En Normandie, les crédits accordés par les banques aux entreprises progressent sur un an de 2,1 %, indique la Banque de France. La progression a été plus forte dans la Manche (+ 4,3 %) et en Seine-Maritime (+ 2,4 %) que dans l’Eure (+ 1,7 %), le Calvados (+ 1 %) et l’Orne (+ 1 %). 94 % des financements mobilisés sont des crédits de moyen et long terme, liés aux investissements ; 6 % sont des crédits de trésorerie.
Normandie : Quand les banques font la fête pendant que les entreprises se débattent
Les crédits accordés aux entreprises normandes progressent de 2,1 % en un an, mais à quel prix ?
En Normandie, les crédits accordés par les banques aux entreprises progressent sur un an de 2,1 %, indique la Banque de France. La progression a été plus forte dans la Manche (+ 4,3 %) et en Seine-Maritime (+ 2,4 %) que dans l’Eure (+ 1,7 %), le Calvados (+ 1 %) et l’Orne (+ 1 %). 94 % des financements mobilisés sont des crédits de moyen et long terme, liés aux investissements ; 6 % sont des crédits de trésorerie.
Ce qui se passe réellement
Les chiffres sont là, froids et implacables : en Normandie, les crédits bancaires aux entreprises ont crû de 2,1 % en un an.
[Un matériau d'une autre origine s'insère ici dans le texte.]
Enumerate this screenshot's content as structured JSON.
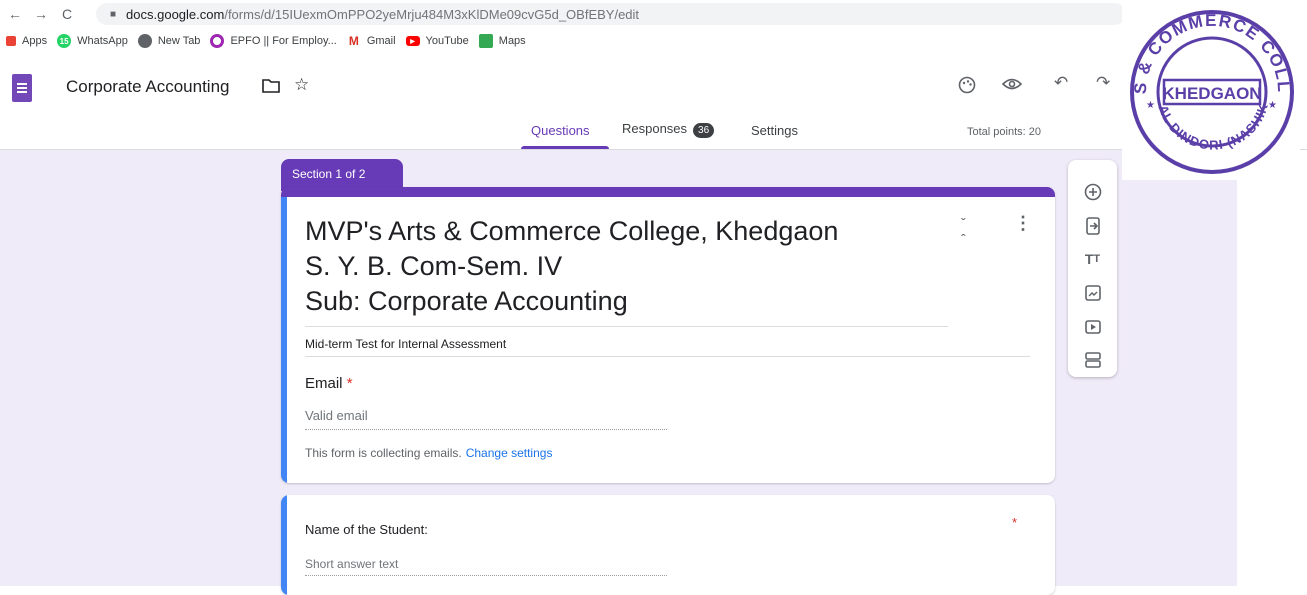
{
  "browser": {
    "nav": {
      "back": "←",
      "forward": "→",
      "reload": "C"
    },
    "url_host": "docs.google.com",
    "url_path": "/forms/d/15IUexmOmPPO2yeMrju484M3xKlDMe09cvG5d_OBfEBY/edit",
    "bookmarks": [
      {
        "label": "Apps",
        "icon": "apps-grid-icon",
        "color": "#ea4335"
      },
      {
        "label": "WhatsApp",
        "icon": "whatsapp-icon",
        "color": "#25d366"
      },
      {
        "label": "New Tab",
        "icon": "globe-icon",
        "color": "#5f6368"
      },
      {
        "label": "EPFO || For Employ...",
        "icon": "epfo-icon",
        "color": "#9c27b0"
      },
      {
        "label": "Gmail",
        "icon": "gmail-icon",
        "color": "#d93025"
      },
      {
        "label": "YouTube",
        "icon": "youtube-icon",
        "color": "#ff0000"
      },
      {
        "label": "Maps",
        "icon": "maps-icon",
        "color": "#34a853"
      }
    ]
  },
  "header": {
    "title": "Corporate Accounting",
    "tabs": {
      "questions": "Questions",
      "responses": "Responses",
      "responses_count": "36",
      "settings": "Settings"
    },
    "total_points": "Total points: 20"
  },
  "section_tab": "Section 1 of 2",
  "form": {
    "title_lines": [
      "MVP's Arts & Commerce College, Khedgaon",
      "S. Y. B. Com-Sem. IV",
      "Sub: Corporate Accounting"
    ],
    "description": "Mid-term Test for Internal Assessment",
    "email_label": "Email",
    "required_mark": "*",
    "email_placeholder": "Valid email",
    "collecting_text": "This form is collecting emails.",
    "change_settings": "Change settings"
  },
  "question": {
    "label": "Name of the Student:",
    "required_mark": "*",
    "placeholder": "Short answer text"
  },
  "stamp": {
    "outer_text": "ARTS & COMMERCE COLLEGE",
    "center_text": "KHEDGAON",
    "bottom_text": "TAL DINDORI (NASHIK)",
    "color": "#5b3fa8"
  },
  "colors": {
    "accent": "#673ab7",
    "background": "#f0ebf8",
    "focus_bar": "#4285f4"
  }
}
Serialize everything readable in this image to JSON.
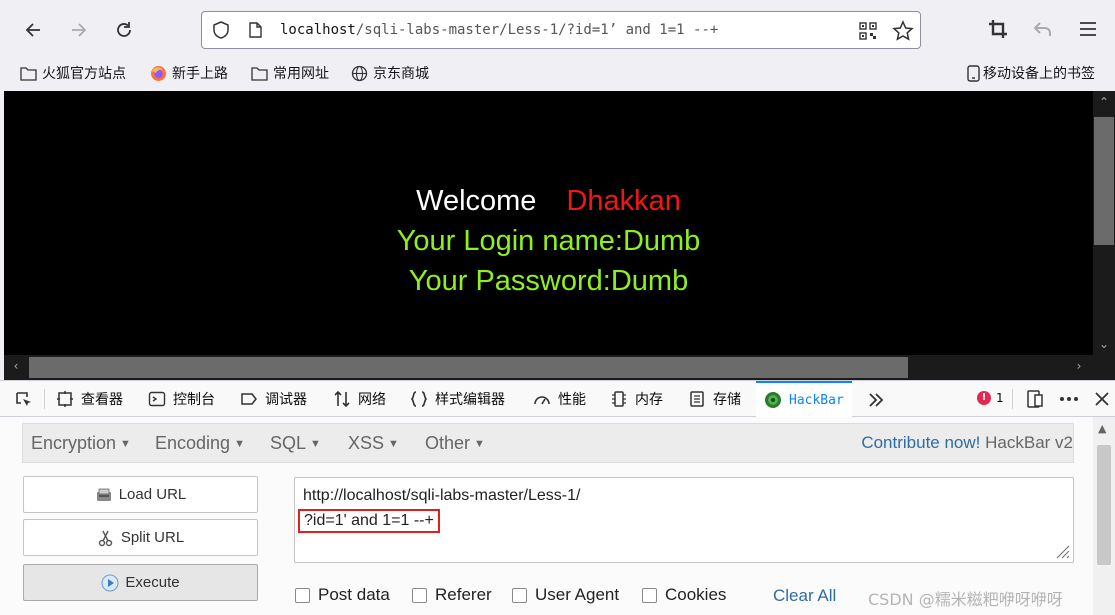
{
  "browser": {
    "url": {
      "host": "localhost",
      "path": "/sqli-labs-master/Less-1/?id=1’ and 1=1 --+"
    }
  },
  "bookmarks": [
    {
      "label": "火狐官方站点"
    },
    {
      "label": "新手上路"
    },
    {
      "label": "常用网址"
    },
    {
      "label": "京东商城"
    }
  ],
  "bookmarks_right": "移动设备上的书签",
  "page": {
    "welcome": "Welcome",
    "name": "Dhakkan",
    "login_line": "Your Login name:Dumb",
    "password_line": "Your Password:Dumb"
  },
  "devtools": {
    "tabs": [
      {
        "label": "查看器",
        "icon": "inspector-icon"
      },
      {
        "label": "控制台",
        "icon": "console-icon"
      },
      {
        "label": "调试器",
        "icon": "debugger-icon"
      },
      {
        "label": "网络",
        "icon": "network-icon"
      },
      {
        "label": "样式编辑器",
        "icon": "style-editor-icon"
      },
      {
        "label": "性能",
        "icon": "performance-icon"
      },
      {
        "label": "内存",
        "icon": "memory-icon"
      },
      {
        "label": "存储",
        "icon": "storage-icon"
      },
      {
        "label": "HackBar",
        "icon": "hackbar-icon",
        "active": true
      }
    ],
    "error_count": "1"
  },
  "hackbar": {
    "menu": [
      "Encryption",
      "Encoding",
      "SQL",
      "XSS",
      "Other"
    ],
    "contribute_link": "Contribute now!",
    "version": "HackBar v2",
    "buttons": {
      "load": "Load URL",
      "split": "Split URL",
      "execute": "Execute"
    },
    "url_line1": "http://localhost/sqli-labs-master/Less-1/",
    "url_line2": "?id=1' and 1=1 --+",
    "options": [
      "Post data",
      "Referer",
      "User Agent",
      "Cookies"
    ],
    "clear_all": "Clear All"
  },
  "watermark": "CSDN @糯米糍粑咿呀咿呀",
  "colors": {
    "accent": "#0a84ff",
    "welcome_name": "#f21616",
    "login_text": "#8ef021",
    "highlight_box": "#e02020"
  }
}
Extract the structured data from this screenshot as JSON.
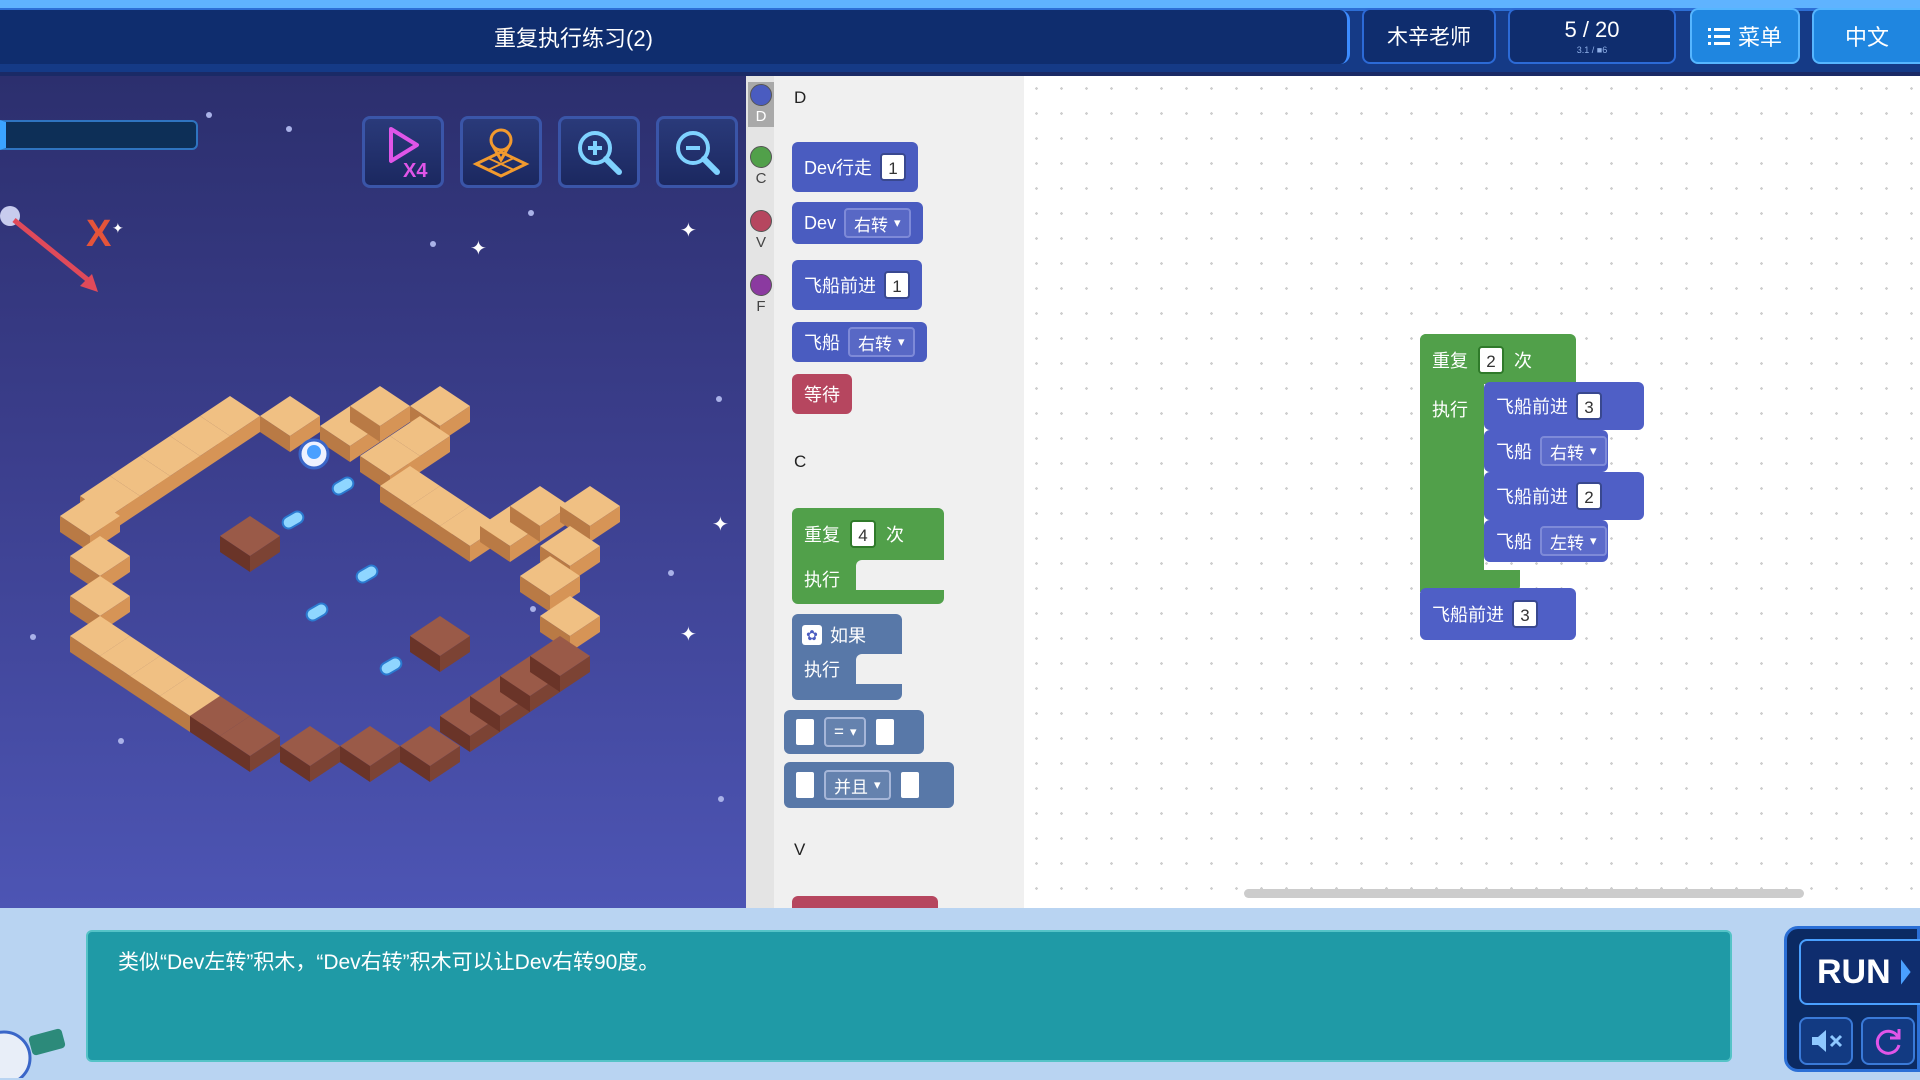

La Manche, véritable championne, affiche une croissance de 4,3 %, tandis que l’Eure et le Calvados traînent la patte avec des croissances respectives de 1,7 % et 1 %. 94 % de ces financements sont des crédits de moyen et long terme, destinés à des investissements, laissant à peine 6 % pour la trésorerie. Un vrai festin pour les banquiers, mais qu’en est-il des entrepreneurs ?
Pourquoi cela dérange
Ces chiffres, bien que flatteurs pour les banques, cachent une réalité plus sombre. Les entreprises, souvent acculées par des charges écrasantes, se voient offrir des crédits à long terme, mais qu’en est-il de leur trésorerie immédiate ? Une belle manière de faire briller les statistiques tout en laissant les entrepreneurs se débattre dans la tempête.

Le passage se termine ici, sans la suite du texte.